Madoff lawyer says client
will provide asset list
NEW YORK (AP) -- An attorney
for Bernard Madoff said the disgraced Wall Street money manager would give the
Securities and Exchange Commission a list of his personal assets by 5 p.m. EST
Wednesday to comply with a court order.
The list will provide an
account of property that could eventually be tapped to make restitution to
victims of what authorities say was a massive Ponzi scheme.
The SEC declined to comment
on whether it received the list or would eventually disclose its contents to
the public.
Gazprom: Russia to cut gas
supplies to Ukraine
MOSCOW (AP) -- Russia's
state gas monopoly Gazprom said it will cut off all gas supplies to Ukraine on
Thursday morning after the two sides failed to reach an agreement on how much
Ukraine will pay in 2009.
The cutoff announced late
Wednesday by Gazprom CEO Alexei Miller threatened a replay of the January 2006
crisis, when a halt in Russian gas shipments to Ukraine during a similar
dispute resulted in a brief reduction of supplies to Europe.
Blackout looms in Time
Warner Cable-Viacom fight
LOS ANGELES (AP) -- A spat
between Time Warner Cable Inc. and Viacom Inc. over how much the cable company
pays to carry channels such as MTV and Comedy Central headed down to the wire
on New Year's Eve -- with little sign of movement as a blackout looked likely
at a minute past the stroke of midnight.
Time Warner, the nation's
second-largest cable operator, proposed an increase in what it pays for
Viacom's channels, but the offer was rejected as "a pittance," said
Viacom spokeswoman Kelly McAndrew.
Mortgage rates fall to third
straight record low
WASHINGTON (AP) -- Rates on
30-year mortgages fell to a record low for the third straight week and
borrowers took advantage of the drop, sending new applications soaring.
With the Federal Reserve on
the verge of pouring hundreds of billions of dollars into the devastated U.S.

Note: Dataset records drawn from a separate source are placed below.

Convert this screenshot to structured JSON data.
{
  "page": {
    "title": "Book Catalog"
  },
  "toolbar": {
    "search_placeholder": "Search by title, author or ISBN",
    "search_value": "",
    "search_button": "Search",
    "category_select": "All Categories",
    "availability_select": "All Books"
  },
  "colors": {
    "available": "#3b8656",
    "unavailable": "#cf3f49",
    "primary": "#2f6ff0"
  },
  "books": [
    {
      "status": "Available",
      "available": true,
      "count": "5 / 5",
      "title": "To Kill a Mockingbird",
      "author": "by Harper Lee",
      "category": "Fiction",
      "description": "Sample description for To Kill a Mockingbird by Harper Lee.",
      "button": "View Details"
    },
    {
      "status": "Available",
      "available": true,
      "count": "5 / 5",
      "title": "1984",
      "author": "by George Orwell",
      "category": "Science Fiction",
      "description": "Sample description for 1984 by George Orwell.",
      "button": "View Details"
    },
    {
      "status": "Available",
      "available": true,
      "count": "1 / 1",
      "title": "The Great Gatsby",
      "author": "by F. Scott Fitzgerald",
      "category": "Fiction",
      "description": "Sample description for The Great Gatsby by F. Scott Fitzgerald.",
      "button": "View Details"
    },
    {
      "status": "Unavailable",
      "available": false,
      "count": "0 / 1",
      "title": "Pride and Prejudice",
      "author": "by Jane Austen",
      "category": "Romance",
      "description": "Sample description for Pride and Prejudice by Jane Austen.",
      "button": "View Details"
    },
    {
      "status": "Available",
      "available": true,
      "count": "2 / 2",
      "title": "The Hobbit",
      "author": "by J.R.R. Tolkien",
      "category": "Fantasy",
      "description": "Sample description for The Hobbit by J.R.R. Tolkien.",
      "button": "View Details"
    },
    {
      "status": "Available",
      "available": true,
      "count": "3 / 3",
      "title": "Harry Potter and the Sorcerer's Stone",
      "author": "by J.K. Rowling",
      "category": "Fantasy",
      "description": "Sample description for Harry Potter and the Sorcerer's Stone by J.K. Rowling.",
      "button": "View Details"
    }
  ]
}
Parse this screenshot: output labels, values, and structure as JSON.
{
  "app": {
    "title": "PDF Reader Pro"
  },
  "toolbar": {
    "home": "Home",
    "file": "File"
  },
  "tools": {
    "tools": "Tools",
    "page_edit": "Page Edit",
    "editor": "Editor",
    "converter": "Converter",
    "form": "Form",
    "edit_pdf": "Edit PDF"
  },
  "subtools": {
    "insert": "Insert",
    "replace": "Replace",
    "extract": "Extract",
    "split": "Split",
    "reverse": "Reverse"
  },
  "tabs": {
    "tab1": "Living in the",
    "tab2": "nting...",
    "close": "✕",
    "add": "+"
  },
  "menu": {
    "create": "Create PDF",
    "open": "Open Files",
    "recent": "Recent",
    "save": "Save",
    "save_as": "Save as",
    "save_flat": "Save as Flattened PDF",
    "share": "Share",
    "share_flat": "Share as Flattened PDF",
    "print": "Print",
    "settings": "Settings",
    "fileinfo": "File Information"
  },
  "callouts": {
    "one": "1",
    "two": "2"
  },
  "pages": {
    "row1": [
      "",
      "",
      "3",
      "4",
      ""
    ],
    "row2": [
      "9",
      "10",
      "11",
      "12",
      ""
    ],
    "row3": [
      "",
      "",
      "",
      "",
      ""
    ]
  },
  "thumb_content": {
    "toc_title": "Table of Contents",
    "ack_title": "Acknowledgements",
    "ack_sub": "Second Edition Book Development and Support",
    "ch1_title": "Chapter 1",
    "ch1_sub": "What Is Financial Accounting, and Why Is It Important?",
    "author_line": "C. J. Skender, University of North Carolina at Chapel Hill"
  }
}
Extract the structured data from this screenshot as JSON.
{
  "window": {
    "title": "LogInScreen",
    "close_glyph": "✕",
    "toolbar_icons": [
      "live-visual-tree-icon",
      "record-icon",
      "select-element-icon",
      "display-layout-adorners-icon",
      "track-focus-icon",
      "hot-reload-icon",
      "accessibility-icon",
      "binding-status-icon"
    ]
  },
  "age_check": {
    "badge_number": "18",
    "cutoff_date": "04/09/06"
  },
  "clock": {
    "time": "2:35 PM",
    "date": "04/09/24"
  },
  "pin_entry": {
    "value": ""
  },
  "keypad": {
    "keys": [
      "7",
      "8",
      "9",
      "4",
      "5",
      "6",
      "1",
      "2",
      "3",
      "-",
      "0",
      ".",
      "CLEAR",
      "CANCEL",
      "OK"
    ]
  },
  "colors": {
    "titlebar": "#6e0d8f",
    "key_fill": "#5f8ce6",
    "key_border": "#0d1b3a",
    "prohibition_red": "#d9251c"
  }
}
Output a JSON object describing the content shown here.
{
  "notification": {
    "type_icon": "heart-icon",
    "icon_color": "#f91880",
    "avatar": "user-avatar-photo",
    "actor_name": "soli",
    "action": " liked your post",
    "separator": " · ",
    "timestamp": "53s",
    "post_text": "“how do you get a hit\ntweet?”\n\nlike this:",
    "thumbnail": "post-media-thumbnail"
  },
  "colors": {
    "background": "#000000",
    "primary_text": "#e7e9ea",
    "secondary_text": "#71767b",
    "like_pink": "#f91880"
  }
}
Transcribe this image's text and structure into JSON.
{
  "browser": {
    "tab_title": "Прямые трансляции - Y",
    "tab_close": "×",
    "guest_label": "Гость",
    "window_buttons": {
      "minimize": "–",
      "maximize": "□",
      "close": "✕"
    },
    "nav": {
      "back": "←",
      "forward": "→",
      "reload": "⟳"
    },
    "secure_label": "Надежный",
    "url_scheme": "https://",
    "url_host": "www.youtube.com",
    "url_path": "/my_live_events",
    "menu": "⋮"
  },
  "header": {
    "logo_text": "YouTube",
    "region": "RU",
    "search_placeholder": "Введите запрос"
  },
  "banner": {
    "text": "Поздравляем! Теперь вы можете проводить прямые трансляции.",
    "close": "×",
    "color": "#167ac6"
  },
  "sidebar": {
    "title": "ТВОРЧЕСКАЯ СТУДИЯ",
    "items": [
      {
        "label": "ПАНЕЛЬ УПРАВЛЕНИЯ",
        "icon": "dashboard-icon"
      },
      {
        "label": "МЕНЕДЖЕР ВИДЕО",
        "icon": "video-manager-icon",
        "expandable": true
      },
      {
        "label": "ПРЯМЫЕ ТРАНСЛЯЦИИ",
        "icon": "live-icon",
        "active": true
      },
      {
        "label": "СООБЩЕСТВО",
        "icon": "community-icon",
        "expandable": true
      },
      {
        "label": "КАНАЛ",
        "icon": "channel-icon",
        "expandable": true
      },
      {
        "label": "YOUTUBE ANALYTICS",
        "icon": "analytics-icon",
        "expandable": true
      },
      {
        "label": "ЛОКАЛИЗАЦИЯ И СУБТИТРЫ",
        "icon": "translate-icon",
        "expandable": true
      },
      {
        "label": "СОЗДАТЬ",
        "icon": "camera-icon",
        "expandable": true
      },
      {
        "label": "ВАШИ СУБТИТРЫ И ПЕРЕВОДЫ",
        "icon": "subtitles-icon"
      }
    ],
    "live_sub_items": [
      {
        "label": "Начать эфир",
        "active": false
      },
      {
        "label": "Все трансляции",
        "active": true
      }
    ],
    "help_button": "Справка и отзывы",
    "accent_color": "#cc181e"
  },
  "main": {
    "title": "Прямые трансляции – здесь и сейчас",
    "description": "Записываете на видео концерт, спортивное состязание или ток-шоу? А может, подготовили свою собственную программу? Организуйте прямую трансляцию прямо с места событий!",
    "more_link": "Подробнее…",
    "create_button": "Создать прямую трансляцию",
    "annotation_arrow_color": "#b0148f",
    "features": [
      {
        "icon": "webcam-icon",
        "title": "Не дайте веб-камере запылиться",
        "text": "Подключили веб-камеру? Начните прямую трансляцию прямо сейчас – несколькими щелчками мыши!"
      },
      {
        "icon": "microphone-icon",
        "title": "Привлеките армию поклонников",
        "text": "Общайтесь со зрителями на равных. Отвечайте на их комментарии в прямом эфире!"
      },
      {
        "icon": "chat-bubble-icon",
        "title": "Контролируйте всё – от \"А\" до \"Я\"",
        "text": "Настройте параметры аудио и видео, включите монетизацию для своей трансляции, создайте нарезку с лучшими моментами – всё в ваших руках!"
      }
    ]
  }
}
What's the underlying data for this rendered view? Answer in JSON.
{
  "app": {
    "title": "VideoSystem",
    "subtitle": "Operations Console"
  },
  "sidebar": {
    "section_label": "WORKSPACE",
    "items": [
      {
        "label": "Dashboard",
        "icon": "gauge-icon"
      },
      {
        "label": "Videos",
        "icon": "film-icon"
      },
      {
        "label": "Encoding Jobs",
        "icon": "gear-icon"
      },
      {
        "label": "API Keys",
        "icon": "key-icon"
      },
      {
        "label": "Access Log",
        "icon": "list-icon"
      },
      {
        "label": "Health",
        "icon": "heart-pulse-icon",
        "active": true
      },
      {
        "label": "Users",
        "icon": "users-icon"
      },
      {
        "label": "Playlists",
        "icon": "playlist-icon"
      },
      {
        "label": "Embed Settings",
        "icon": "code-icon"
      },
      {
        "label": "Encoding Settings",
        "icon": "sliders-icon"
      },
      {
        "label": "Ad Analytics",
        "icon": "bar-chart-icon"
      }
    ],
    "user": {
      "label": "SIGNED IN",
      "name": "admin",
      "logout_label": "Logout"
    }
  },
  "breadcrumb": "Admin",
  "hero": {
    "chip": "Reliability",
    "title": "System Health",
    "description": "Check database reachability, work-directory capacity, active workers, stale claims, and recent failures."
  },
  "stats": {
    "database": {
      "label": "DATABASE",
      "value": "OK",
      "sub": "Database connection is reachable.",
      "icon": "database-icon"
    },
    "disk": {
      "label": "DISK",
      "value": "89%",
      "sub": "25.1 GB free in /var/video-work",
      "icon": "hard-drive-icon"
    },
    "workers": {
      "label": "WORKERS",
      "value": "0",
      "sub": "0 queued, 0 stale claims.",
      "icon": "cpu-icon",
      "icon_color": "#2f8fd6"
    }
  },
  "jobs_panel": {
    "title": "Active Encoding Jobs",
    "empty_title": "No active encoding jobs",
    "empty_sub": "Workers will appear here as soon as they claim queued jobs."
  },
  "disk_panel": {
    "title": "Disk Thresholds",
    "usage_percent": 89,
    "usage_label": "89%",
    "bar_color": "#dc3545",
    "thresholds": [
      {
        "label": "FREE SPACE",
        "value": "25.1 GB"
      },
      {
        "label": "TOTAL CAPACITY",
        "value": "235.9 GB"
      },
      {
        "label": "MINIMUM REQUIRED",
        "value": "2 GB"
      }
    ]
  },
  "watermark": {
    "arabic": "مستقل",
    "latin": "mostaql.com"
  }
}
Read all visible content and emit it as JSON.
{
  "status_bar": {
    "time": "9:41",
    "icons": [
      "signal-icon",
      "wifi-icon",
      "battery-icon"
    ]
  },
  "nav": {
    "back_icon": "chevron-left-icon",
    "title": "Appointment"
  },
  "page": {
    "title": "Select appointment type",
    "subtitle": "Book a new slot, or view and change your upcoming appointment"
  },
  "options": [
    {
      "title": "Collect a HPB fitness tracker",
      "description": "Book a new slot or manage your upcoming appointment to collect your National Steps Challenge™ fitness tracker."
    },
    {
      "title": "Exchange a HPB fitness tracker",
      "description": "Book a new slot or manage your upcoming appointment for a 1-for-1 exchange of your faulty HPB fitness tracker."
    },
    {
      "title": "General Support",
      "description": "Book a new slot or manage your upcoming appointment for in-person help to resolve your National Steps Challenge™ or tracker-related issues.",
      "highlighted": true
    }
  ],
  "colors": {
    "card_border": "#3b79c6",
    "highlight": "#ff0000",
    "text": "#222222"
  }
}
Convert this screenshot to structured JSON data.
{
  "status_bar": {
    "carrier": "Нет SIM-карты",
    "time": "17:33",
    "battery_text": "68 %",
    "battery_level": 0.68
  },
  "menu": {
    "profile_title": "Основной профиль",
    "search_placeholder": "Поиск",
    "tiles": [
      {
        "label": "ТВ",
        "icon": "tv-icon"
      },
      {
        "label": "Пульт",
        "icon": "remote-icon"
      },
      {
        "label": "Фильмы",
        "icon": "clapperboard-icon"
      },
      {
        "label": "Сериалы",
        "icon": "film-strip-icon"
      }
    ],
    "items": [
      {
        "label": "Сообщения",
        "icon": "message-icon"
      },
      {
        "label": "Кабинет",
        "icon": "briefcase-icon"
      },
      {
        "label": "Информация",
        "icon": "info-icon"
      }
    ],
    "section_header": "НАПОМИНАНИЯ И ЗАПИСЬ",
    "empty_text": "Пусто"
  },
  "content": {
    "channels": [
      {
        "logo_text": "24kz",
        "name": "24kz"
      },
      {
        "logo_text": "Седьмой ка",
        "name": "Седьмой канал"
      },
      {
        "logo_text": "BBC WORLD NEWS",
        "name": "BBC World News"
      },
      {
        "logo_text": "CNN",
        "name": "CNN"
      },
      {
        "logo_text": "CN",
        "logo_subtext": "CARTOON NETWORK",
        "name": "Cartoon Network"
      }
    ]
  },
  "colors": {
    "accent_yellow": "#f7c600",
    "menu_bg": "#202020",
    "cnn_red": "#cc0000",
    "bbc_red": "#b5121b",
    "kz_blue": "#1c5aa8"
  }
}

housing market, mortgage rates have plunged to the lowest level since Freddie
Mac started tracking the data in April 1971.
By The Associated Press
On Friday, the Dow rose
108.00, or 1.25 percent, to 8,776.39.
Broader stock indicators
also rose. The Standard & Poor's 500 index gained 12.61, or 1.42 percent,
to 903.25. The Nasdaq composite index rose 26.33, or 1.70 percent, to 1,577.03
and ended the year down 40.5 percent. It's down 44.8 percent from its highest
level in March 2000. The tech-heavy index peaked in the dotcom bubble.
The Russell 2000 index of
smaller companies rose 16.68, or 3.46 percent, to 499.45.
Light, sweet crude for
February delivery rose $5.57 to settle at $44.60 a barrel.
In London, February Brent
crude jumped $5.44 to end the year at $45.59 on the ICE Futures exchange.
In other Nymex trading,
gasoline futures rose 12.29 cents, to settle at $1.01 a gallon. Heating oil
rose 11.77 cents to settle at $1.4057 a gallon, while natural gas for February
delivery tumbled 23.7 cents to settle at $5.622 per 1,000 cubic feet.